Hon. Members, we are only 32. Can you ring the Quorum Bell? Having drawn Hon. Speaker’s attention to lack of quorum, Hon. Mutunga is not allowed by our Standing Orders to leave the chamber. I want that part of our Standing Orders to be implemented at all times. The Member who draws the Speaker’s attention to lack of quorum cannot leave the chamber. That was put in the Standing orders deliberately. Hon. Eseli and Hon. Wangwe will whip the Members. Some Members have taken leave.

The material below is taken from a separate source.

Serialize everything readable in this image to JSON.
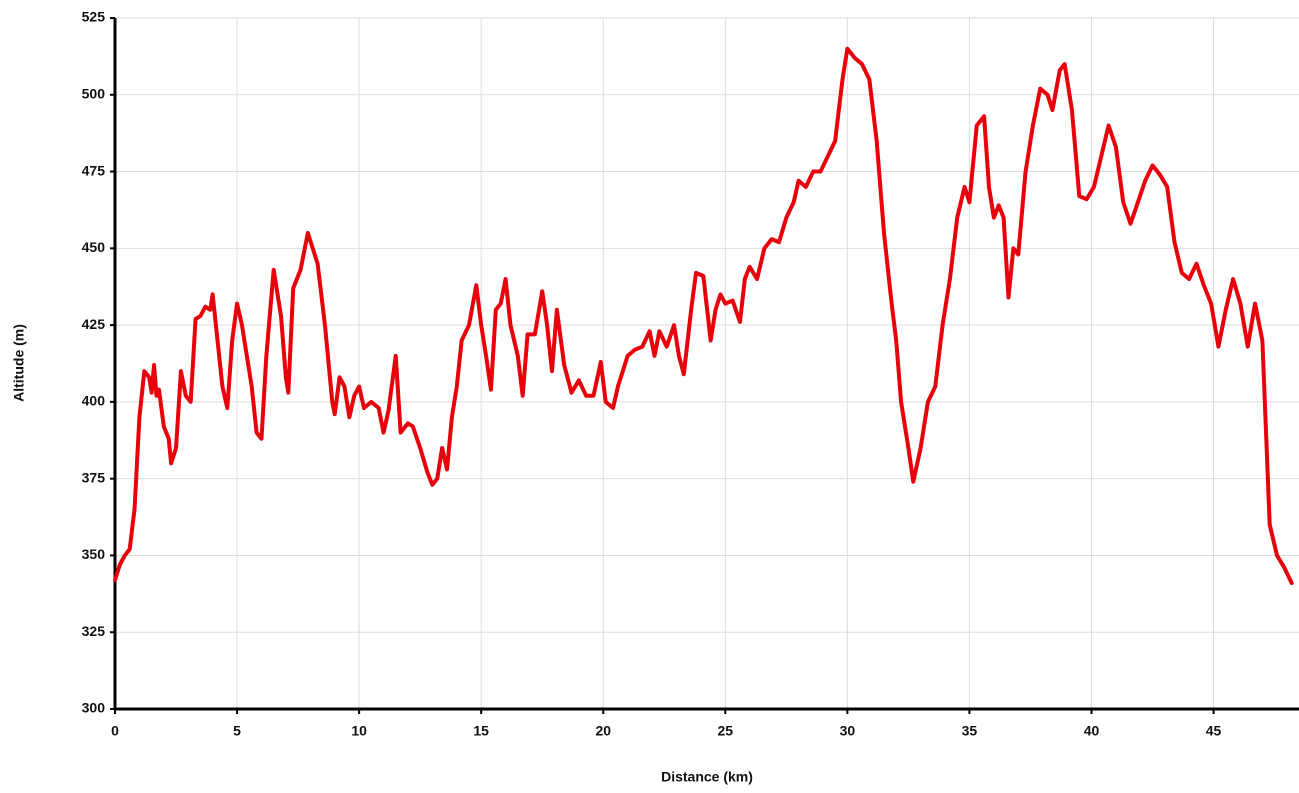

Hon. Members, I will extend the time for the Quorum Bell to be rung by another 10 minutes. The Budget and Appropriations Committee has 27 Members. If they were all here, we would only need another 23 Members. Obviously, when we are discussing a matter of finance, I would expect the Members of the Departmental Committee on Finance and National Planning to be here in their droves. Those are only two committees. Is there any chance, those of you who are here, that we could go over 42? Order! Members, take your seats. The Whips have tried their level best. The Budget and Appropriations Committee, on a matter of this nature, should take the lead.